How to Legally Lower Your Tax Bill
The tax laws of 2018 have changed, and we’ve seen many of the itemized deductions removed along with personal exemptions.
But just because the system is changing doesn’t mean you won’t be able to find tax advantages. On this edition of our weekly Lifetime Income series, financial planner and Financial Sense Newshour host Jim Puplava discusses the legal ways to reduce your tax burden through your investments.
“If you're in the Middle Class, you've got some wonderful breaks here,” Puplava said. “If you're in the upper-income category, it’s not looking so good.”
For upper-income categories, you're going to have more of your income taxed at the 32 and the 35 percent bracket than you did under the old system.
“These brackets are going to be important because this gets very complicated,” Puplava said. “You now only have certain brackets that you pay a marginal tax rate on.

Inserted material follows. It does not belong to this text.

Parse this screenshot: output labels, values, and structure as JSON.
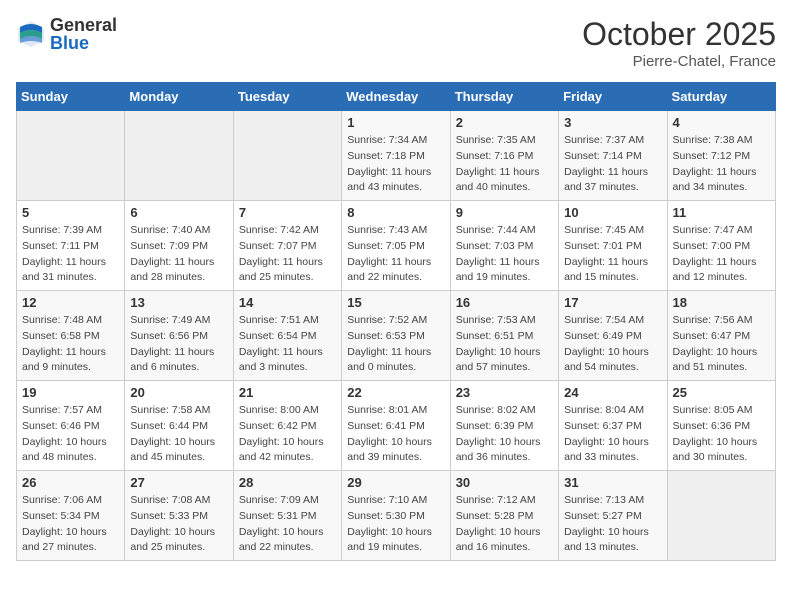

You have a certain level of income on which you pay an Obamacare tax, and then you also have a different level of income when it applies to dividends and capital gains.”
One of the first ways is to understand how the new laws apply to capital gains taxes, which, if used to your advantage, can help maximize your income streams.
“When it comes to long-term capital gains, meaning you've held the asset for over a year, if you are single and in a zero to 25 percent tax bracket in 2018...you pay zero capital gains tax,” Puplava said.
Those in the 25 to 39.6 percent bracket will pay 15 percent. The greatest efficiency is for married couples, though, as the first $77,200 of dividends or capital gains are taxed at a rate of zero.
This is another reason to own dividend-paying stocks because you can pay anything from zero to 20 percent tax. This certainly beats the 22, 24, 32, 35 and the 37 percent bracket, which would apply on ordinary income.
Other Methods of Reducing Your Tax Burden
Tax-sheltered income is also available in the form of tax-free municipal bonds. There are also master limited partnerships, in which a good majority of the dividend is non-taxable, though that's less of an advantage today with these lower tax rates.
There is no limitation on the interest expense you can deduct on investment real estate. Another option is a Roth IRA conversion. It may be worth taking a portion of a 401k rollover into a Roth IRA in a low-tax year as well. Tax-free income can also be had in the form of health savings accounts.
“For a lot of upper-income individuals, those tax brackets are going to get hit pretty hard in those upper brackets,” Puplava said. “The more money that you save on taxes, that's more dollars that you can set aside that will accumulate for your own retirement.”
Married couples have tax advantages over those filing alone when it comes to those upper-income brackets.